Tiens ! suis-je un peu simple ? Cette brave femme d’Aubray me prêtera bien une écritoire et un bout de papier !…

Mlle Deladier était femme de décision et d’action : sitôt dit, sitôt fait. Elle jeta son manteau sur ses épaules et alla d’un pas rapide frapper à la maison du lieutenant Aubray. Sa femme vint ouvrir.

— Ah ! c’est vous, mademoiselle ! s’écria cette dernière sans trop de surprise. Entrez… entrez…

— Non, merci, brave femme. Je désire écrire un mot ou deux à Monsieur le commandant du fort, et je viens vous demander de me prêter une écritoire et un papier.

— Une écritoire et un papier ! fit la paysanne avec surprise cette fois. Je crois bien que nous avons l’écritoire et le papier, mais je ne sais pas au juste où trouver ces objets. Il va falloir que je cherche un moment. Entrez, tout de même, il fait trop froid pour rester dehors.
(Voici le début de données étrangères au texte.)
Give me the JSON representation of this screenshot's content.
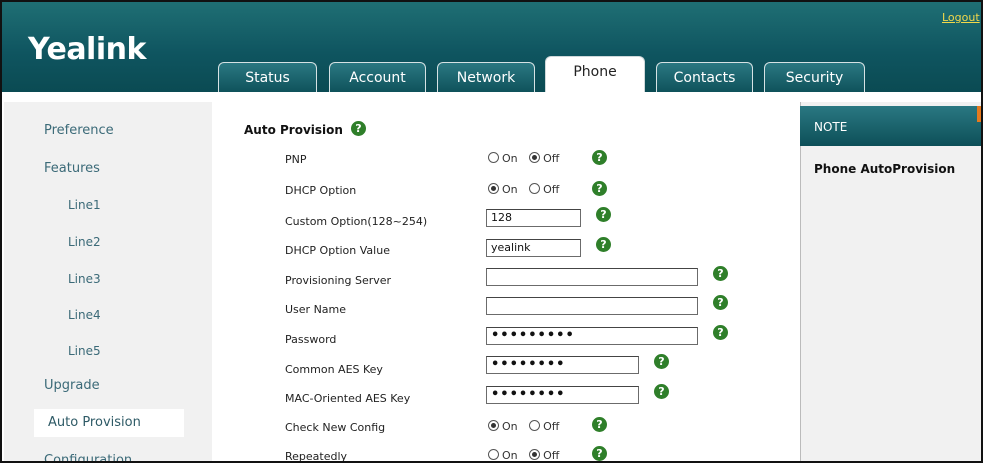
{
  "header": {
    "logo": "Yealink",
    "logout": "Logout",
    "tabs": [
      {
        "label": "Status"
      },
      {
        "label": "Account"
      },
      {
        "label": "Network"
      },
      {
        "label": "Phone"
      },
      {
        "label": "Contacts"
      },
      {
        "label": "Security"
      }
    ],
    "active_tab": "Phone"
  },
  "sidebar": {
    "items": [
      {
        "label": "Preference"
      },
      {
        "label": "Features"
      },
      {
        "label": "Line1"
      },
      {
        "label": "Line2"
      },
      {
        "label": "Line3"
      },
      {
        "label": "Line4"
      },
      {
        "label": "Line5"
      },
      {
        "label": "Upgrade"
      },
      {
        "label": "Auto Provision"
      },
      {
        "label": "Configuration"
      }
    ],
    "active": "Auto Provision"
  },
  "form": {
    "title": "Auto Provision",
    "on_label": "On",
    "off_label": "Off",
    "help_glyph": "?",
    "pnp": {
      "label": "PNP",
      "value": "Off"
    },
    "dhcp_option": {
      "label": "DHCP Option",
      "value": "On"
    },
    "custom_option": {
      "label": "Custom Option(128~254)",
      "value": "128"
    },
    "dhcp_option_value": {
      "label": "DHCP Option Value",
      "value": "yealink"
    },
    "provisioning_server": {
      "label": "Provisioning Server",
      "value": ""
    },
    "user_name": {
      "label": "User Name",
      "value": ""
    },
    "password": {
      "label": "Password",
      "value": "•••••••••"
    },
    "common_aes_key": {
      "label": "Common AES Key",
      "value": "••••••••"
    },
    "mac_aes_key": {
      "label": "MAC-Oriented AES Key",
      "value": "••••••••"
    },
    "check_new_config": {
      "label": "Check New Config",
      "value": "On"
    },
    "repeatedly": {
      "label": "Repeatedly",
      "value": "Off"
    }
  },
  "note": {
    "heading": "NOTE",
    "body": "Phone AutoProvision"
  },
  "colors": {
    "header_teal": "#0f5560",
    "nav_text": "#3b6a78",
    "help_green": "#2f7f2a",
    "logout_yellow": "#f2d84a",
    "note_accent": "#e67a1e"
  }
}
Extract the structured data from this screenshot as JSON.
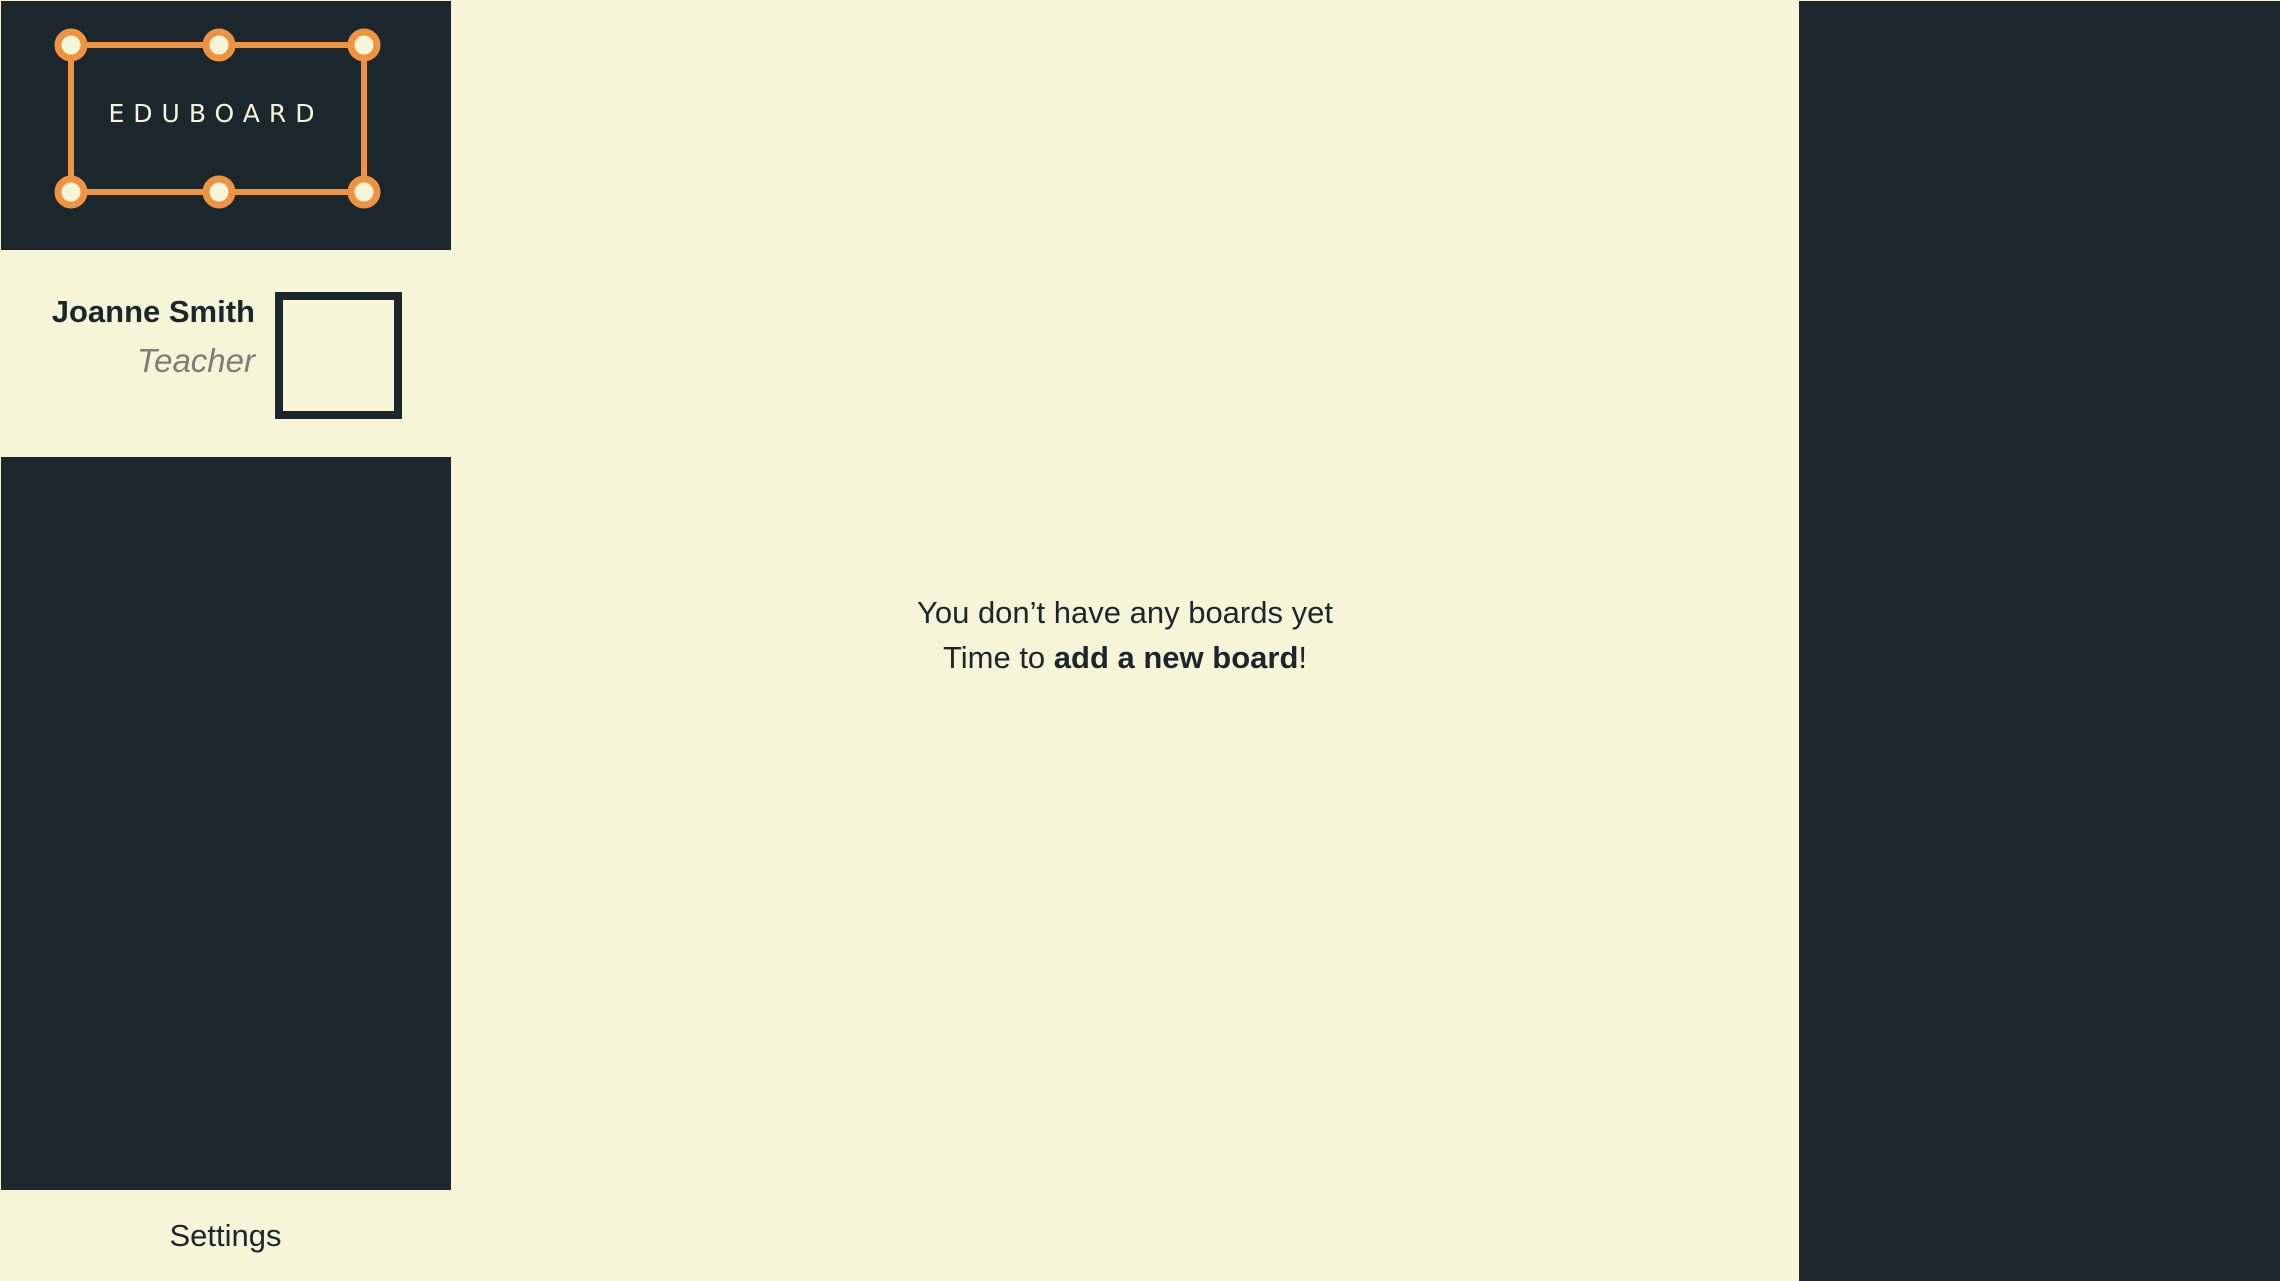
{
  "app": {
    "logo_text": "EDUBOARD",
    "colors": {
      "dark": "#1b272d",
      "cream": "#f7f5d7",
      "accent": "#ee9441"
    }
  },
  "profile": {
    "name": "Joanne Smith",
    "role": "Teacher",
    "avatar_icon": "avatar-placeholder"
  },
  "main": {
    "empty_line1": "You don’t have any boards yet",
    "empty_line2_prefix": "Time to ",
    "empty_line2_link": "add a new board",
    "empty_line2_suffix": "!"
  },
  "sidebar": {
    "settings_label": "Settings"
  }
}
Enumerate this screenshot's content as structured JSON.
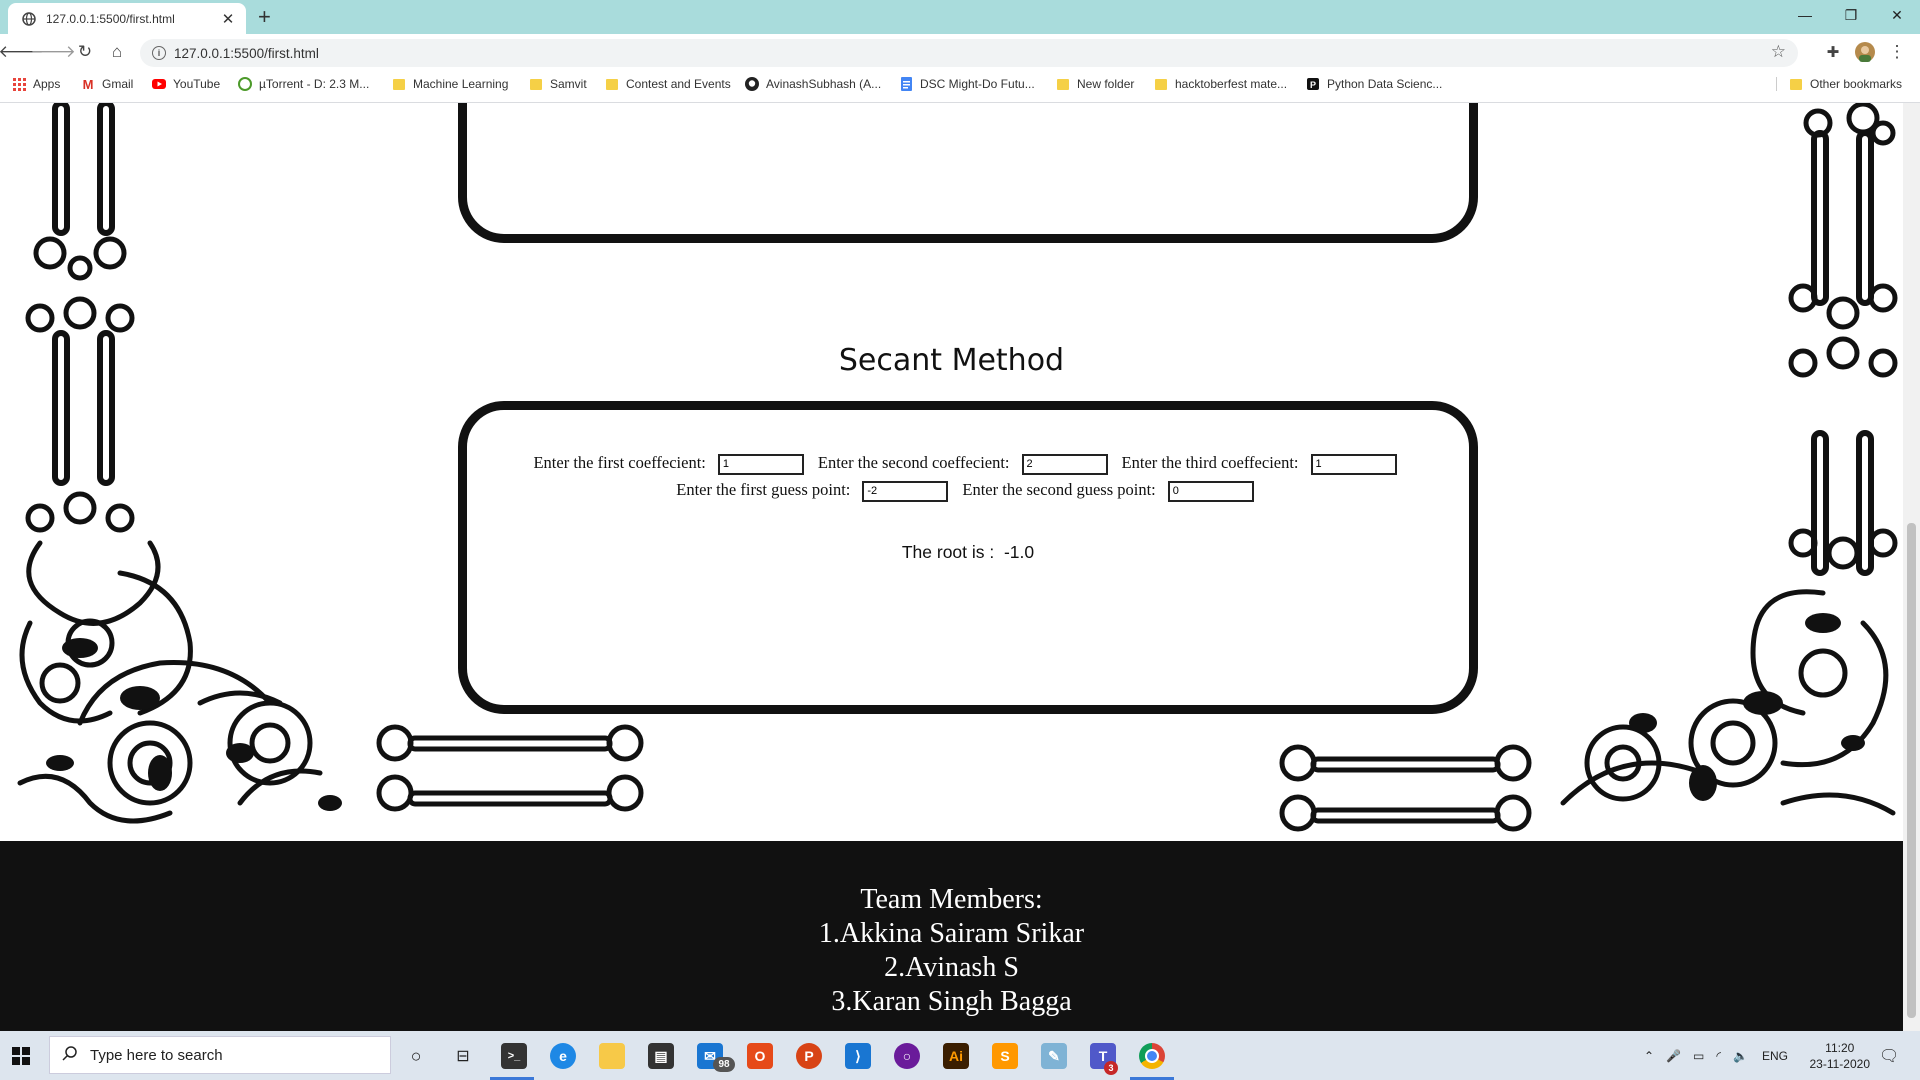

La jeune fille se rendit à l’invitation. Le lieutenant n’était pas à la maison, et sa femme demeurait seule avec son enfant et le vieux père Aubray. Celui-ci, paisiblement assis sur une berceuse devant la cheminée, berçait sur ses genoux l’enfant endormi.

— Il est mignon, ce petit ! dit Mlle Deladier. C’est votre enfant, madame ?

— Oui, mademoiselle. Pauvre petit ! il est souffrant depuis quelques jours, et je pense qu’il a pris du froid.

Tout en disant ces paroles elle fouillait dans un placard. Bientôt elle trouvait l’écritoire et un papier qu’elle tendit à la jeune fille.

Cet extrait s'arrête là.